The International Archives of the Photogrammetry, Remote Sensing and Spatial Information Sciences
Publications Copernicus
Articles | Volume XLIII-B3-2021
29 Jun 2021
 | 29 Jun 2021


D. Halder and R. D. Garg

Keywords: Normalized Classification, Regression Modelling, SVM Classification, Impervious surface mapping

Abstract. The cities where the future happens first, they are open, creative, cosmopolitan and sexy and the perfect antidote to reactionary nationalism but the urbanization in unplanned manner is becoming an environmental-social-economical threat to accommodate the huge number of population which is literally boosting the present situation of climate change due to global warming.
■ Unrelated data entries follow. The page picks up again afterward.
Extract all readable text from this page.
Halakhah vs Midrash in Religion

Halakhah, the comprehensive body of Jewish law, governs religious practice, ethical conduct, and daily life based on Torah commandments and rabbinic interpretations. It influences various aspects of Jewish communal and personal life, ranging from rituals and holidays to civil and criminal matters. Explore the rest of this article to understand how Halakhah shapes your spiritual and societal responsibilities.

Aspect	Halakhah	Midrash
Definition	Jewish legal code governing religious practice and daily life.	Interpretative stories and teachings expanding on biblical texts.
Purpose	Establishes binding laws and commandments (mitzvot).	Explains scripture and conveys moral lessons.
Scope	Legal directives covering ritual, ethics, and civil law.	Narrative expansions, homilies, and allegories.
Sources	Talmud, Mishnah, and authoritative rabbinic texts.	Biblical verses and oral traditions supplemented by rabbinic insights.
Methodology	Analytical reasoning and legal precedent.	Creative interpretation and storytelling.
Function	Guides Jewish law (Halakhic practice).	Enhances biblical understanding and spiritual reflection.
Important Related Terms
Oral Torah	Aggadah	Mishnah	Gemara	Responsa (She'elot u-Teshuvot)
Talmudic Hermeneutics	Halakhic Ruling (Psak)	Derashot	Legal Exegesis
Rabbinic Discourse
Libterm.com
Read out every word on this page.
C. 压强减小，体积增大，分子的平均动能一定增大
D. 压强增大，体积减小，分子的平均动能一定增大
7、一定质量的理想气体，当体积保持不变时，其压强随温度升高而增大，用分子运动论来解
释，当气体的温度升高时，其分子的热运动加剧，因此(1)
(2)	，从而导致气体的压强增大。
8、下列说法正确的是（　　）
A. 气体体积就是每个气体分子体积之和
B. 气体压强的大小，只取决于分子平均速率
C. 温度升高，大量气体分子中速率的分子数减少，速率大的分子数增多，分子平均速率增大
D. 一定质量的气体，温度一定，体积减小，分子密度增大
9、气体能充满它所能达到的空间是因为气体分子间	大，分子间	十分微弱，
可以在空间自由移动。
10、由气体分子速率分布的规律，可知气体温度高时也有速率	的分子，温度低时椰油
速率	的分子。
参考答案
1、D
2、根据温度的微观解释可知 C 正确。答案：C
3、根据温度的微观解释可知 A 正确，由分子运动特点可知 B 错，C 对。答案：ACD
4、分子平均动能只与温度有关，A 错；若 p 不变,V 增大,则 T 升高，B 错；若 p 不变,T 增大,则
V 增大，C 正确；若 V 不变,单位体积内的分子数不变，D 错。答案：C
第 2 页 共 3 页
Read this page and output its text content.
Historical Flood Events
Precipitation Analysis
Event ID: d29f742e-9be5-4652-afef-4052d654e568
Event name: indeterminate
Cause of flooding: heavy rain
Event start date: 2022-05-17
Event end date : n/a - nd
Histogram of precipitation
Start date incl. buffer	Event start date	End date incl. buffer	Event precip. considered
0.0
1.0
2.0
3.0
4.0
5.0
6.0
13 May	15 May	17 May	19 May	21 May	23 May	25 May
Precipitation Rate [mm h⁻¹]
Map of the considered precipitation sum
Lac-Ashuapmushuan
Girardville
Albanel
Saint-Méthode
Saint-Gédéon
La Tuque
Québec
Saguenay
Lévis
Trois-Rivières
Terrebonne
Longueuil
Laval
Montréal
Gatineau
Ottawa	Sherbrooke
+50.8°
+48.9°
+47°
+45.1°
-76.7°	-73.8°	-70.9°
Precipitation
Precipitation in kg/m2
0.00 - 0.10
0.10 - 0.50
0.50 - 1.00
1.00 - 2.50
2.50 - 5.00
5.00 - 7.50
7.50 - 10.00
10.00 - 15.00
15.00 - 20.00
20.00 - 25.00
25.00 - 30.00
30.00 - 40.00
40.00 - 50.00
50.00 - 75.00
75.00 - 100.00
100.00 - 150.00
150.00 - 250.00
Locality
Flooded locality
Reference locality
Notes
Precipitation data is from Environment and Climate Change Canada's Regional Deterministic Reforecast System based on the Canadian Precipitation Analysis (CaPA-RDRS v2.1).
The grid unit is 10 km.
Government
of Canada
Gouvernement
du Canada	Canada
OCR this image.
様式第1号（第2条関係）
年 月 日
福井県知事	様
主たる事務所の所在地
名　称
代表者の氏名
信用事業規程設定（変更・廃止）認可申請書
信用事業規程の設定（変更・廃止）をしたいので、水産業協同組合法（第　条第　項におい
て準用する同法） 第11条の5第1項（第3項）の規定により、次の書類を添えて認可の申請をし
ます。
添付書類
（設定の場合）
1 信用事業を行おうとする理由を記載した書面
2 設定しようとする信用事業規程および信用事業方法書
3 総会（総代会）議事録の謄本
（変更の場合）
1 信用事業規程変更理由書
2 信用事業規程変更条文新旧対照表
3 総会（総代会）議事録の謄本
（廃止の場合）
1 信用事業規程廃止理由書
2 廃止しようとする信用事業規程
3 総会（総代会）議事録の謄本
Extracting, measuring and treating the urban area which compiles of dense built-up and complex road network, is very essential to decrease the negative impact on environment. If most of the impervious surfaces can be replaced with permeable or semi-permeable materials or solar panel then the habitation will be saved from natural disastrous events like heat wave and flash flood. Urbanization can be categorized mainly into two: a) Static (urban open space + built space) and b) Dynamic (transportation). The static and dynamic urbanizations largely consist of impermeable or impervious materials. Impervious surfaces are alluded as the anthropogenic elements through that water can't infiltrate into the soil, such as streets, driveways, parking areas, houses, structures etc. An urban area is a densely populated human settlement, facilitated with multiple infrastructures including built and un-built. These areas or settlements are categorized as towns, suburbs, cities by urban morphology. Through balancing the ratio between the un-built (urban space) and built (building & roads), urban disastrous events can be minimized. This research mainly focused on the extraction of impervious areas using regression modelling approach which is used to generate an impervious surface map from Sentinel-2A dataset of Delhi. Utilising multiple normalised indices can provide better classification results. This study shows that in urban areas imperviousness is becoming one of the prominent computational parameter and monitoring impervious areas could help us understand a lot of urban phenomena which are built-up induced and its rapid change in urban environment is giving rise to unhealthy living conditions.